Antonio Robles-Kelly received the B.Eng. degree in electronics and telecommunications in 1998. In 2001, being a graduate student at the University of York, U.K., he visited the University of South Florida, as part of the William Gibbs/Plessey Award to the best research proposal. He received the Ph.D. degree in computer science from the University of York in 2003. After receiving his doctorate degree, he remained at the University of York until December 2004 as a Research Associate under the Mathematics for IT (MathFIT) initiative of the Engineering and Physical Sciences Research Council (EPSRC). In 2005, he took a research scientist appointment with NICTA and became an adjunct at the ANU. In 2006, he was appointed Project Leader of the Spectral Imaging and Source Mapping project and promoted to Senior Researcher. He has been a Postdoctoral Research Fellow of the ARC and currently serves as a conjoint Senior Lecturer with the UNSW at the Australian Defense Force Academy. He is also an Associate Editor of the IET Computer Vision and Pattern Recognition journals.

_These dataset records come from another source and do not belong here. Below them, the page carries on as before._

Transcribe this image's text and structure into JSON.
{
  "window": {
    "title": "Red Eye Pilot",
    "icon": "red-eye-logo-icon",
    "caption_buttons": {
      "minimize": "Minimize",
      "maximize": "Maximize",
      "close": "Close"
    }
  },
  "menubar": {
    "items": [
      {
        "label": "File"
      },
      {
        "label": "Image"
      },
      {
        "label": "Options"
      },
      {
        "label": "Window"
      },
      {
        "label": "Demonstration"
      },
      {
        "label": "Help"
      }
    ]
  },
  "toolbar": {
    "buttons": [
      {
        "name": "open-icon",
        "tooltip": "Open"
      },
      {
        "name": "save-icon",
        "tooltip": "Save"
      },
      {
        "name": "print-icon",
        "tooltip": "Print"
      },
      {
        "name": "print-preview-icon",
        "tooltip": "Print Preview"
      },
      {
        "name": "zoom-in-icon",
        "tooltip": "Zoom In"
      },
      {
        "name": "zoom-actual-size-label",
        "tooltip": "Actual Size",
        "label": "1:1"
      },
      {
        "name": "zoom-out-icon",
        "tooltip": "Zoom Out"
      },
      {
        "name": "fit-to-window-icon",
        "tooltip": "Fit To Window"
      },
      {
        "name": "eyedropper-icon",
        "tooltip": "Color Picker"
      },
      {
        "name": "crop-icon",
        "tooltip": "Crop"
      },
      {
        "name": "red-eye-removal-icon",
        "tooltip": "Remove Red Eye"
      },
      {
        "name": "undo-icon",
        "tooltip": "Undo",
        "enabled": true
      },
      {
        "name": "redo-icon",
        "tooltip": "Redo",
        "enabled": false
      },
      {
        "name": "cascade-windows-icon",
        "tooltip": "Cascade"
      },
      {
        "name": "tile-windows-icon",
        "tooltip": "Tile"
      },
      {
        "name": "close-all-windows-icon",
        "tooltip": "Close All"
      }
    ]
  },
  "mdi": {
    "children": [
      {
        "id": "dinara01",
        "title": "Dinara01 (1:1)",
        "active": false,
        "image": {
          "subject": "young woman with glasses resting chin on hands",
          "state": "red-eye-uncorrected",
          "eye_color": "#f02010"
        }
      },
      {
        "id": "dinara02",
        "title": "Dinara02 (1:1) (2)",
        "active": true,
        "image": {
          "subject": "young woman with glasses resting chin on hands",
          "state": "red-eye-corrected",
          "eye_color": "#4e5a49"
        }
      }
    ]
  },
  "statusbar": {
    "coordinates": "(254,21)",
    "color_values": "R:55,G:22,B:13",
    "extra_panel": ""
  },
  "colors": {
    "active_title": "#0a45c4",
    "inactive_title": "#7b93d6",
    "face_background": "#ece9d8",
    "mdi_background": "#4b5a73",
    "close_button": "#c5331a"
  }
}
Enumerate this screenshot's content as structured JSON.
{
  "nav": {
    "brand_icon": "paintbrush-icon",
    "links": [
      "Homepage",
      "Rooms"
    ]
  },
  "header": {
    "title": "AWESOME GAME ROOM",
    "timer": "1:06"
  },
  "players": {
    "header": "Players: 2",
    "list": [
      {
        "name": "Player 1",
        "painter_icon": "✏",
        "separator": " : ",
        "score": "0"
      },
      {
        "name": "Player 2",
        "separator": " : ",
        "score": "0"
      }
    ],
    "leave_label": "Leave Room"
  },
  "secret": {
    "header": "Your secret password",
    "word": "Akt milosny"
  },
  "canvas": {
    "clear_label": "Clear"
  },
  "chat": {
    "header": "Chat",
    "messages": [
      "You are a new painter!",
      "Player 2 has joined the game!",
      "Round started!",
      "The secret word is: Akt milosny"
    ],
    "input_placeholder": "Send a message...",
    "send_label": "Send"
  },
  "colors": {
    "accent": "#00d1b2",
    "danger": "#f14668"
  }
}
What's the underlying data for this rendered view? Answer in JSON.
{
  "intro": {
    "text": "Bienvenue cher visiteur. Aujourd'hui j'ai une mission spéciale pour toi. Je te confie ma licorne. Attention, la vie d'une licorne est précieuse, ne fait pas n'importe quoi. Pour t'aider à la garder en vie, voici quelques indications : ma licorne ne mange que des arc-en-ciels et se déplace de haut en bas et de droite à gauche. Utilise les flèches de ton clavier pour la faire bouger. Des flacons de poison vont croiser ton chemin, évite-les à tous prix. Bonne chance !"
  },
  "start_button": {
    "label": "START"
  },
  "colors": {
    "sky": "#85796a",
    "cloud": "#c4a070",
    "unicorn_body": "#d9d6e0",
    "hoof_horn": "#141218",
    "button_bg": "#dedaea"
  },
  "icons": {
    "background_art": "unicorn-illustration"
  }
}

Fernando De la Torre received his B.Sc. degree in Telecommunications, as well as his M.Sc. and Ph. D degrees in Electronic Engineering from La Salle School of Engineering at Ramon Llull University, Barcelona, Spain in 1994, 1996, and 2002, respectively. In 1997 and 2000, he became Assistant and Associate Professor in the Department of Communications and Signal Theory in Enginyeria La Salle. In 2002, he was a post doctoral researcher at Brown university (Providence, RI) and Gatsby Neuroscience Unit (London). Since 2005, he joined the Robotics Institute at Carnegie Mellon University as Research Assistant Professor. His research interests are in the fields of Computer Vision and Machine Learning. Currently, he is directing the Component Analysis Laboratory and co-directing the Human Sensing Laboratory.